Where, as here, it is difficult to know whether the IJ would have granted the petition had he not based his adverse credibility determination on inappropriate factors, this Court has remanded the case for a new credibility finding. See Cao He Lin, 428 F.3d at 406. Reviewing the record before us, we cannot determine whether the IJ would have found Chen credible in the absence of inappropriate speculation regarding the plausibility of her story. Accordingly, we remand the petition to the IJ for such a finding. See id.[1]

While the IJ did not address the petitioner’s CAT claim, the BIA’s decision stated that “the respondent has not established that it is more likely than not that she would be tortured if removed to China.” We agree with this conclusion, and deny the petition with respect to the CAT claim. See 8 C.F.R. § 1208.16(c)(4).

For the foregoing reasons, the petition for review is GRANTED as to petitioner’s claims of asylum and withholding of removal and DENIED as to petitioner’s CAT claim, and the case is REMANDED.
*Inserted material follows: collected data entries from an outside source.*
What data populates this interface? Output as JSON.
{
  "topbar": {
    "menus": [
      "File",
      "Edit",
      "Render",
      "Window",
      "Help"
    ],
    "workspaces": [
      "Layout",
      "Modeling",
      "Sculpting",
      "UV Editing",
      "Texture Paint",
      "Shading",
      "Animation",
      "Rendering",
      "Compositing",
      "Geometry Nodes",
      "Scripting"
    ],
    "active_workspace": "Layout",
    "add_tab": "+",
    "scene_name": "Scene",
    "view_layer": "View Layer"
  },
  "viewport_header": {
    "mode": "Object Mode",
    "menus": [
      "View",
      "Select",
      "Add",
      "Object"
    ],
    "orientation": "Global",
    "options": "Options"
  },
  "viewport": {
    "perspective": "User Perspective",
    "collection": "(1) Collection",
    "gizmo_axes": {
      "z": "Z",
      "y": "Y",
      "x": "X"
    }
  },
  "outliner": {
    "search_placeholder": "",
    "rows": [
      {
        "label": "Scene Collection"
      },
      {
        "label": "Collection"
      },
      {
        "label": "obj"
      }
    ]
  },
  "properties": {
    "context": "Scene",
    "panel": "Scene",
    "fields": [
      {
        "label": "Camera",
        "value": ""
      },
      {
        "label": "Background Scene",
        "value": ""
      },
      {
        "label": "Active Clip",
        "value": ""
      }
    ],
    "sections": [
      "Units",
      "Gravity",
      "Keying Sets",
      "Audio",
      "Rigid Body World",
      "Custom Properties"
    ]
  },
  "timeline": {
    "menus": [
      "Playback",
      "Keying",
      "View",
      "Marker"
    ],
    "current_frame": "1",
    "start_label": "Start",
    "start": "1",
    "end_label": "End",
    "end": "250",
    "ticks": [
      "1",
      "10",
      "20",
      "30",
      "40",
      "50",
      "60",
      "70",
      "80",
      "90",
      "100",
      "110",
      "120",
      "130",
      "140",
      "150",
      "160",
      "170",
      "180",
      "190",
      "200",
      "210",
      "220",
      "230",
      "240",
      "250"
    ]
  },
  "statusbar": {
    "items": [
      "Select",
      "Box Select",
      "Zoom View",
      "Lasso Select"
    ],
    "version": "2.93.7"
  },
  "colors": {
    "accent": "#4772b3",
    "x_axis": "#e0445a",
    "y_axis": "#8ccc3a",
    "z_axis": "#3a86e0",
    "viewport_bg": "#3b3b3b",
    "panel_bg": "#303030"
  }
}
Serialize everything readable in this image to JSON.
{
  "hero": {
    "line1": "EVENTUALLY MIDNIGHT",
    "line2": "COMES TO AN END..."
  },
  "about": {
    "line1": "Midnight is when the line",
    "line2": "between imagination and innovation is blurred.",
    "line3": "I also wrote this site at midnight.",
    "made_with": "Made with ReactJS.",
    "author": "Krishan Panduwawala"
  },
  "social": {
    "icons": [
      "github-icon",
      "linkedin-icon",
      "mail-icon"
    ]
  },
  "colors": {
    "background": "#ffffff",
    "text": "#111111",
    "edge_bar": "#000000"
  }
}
[1] The IJ and the BIA also discussed the failure of the petitioner to provide corroborating evidence from relatives and friends who were involved in her ordeal and might have supported her story. An IJ is allowed to take a lack of family documentation into account when family members could provide corroborating information regarding the petitioner’s story See Zhou Yun Zhang v. INS, 386 F.3d 66, 78 (2d Cir. 2004). However, because it is not clear from the decisions of the IJ and the BIA whether they were analyzing the lack of documentation on its own, or in connection with the adverse credibility determination, we ask that on remand the IJ make new findings regarding the failure to provide corroborating evidence.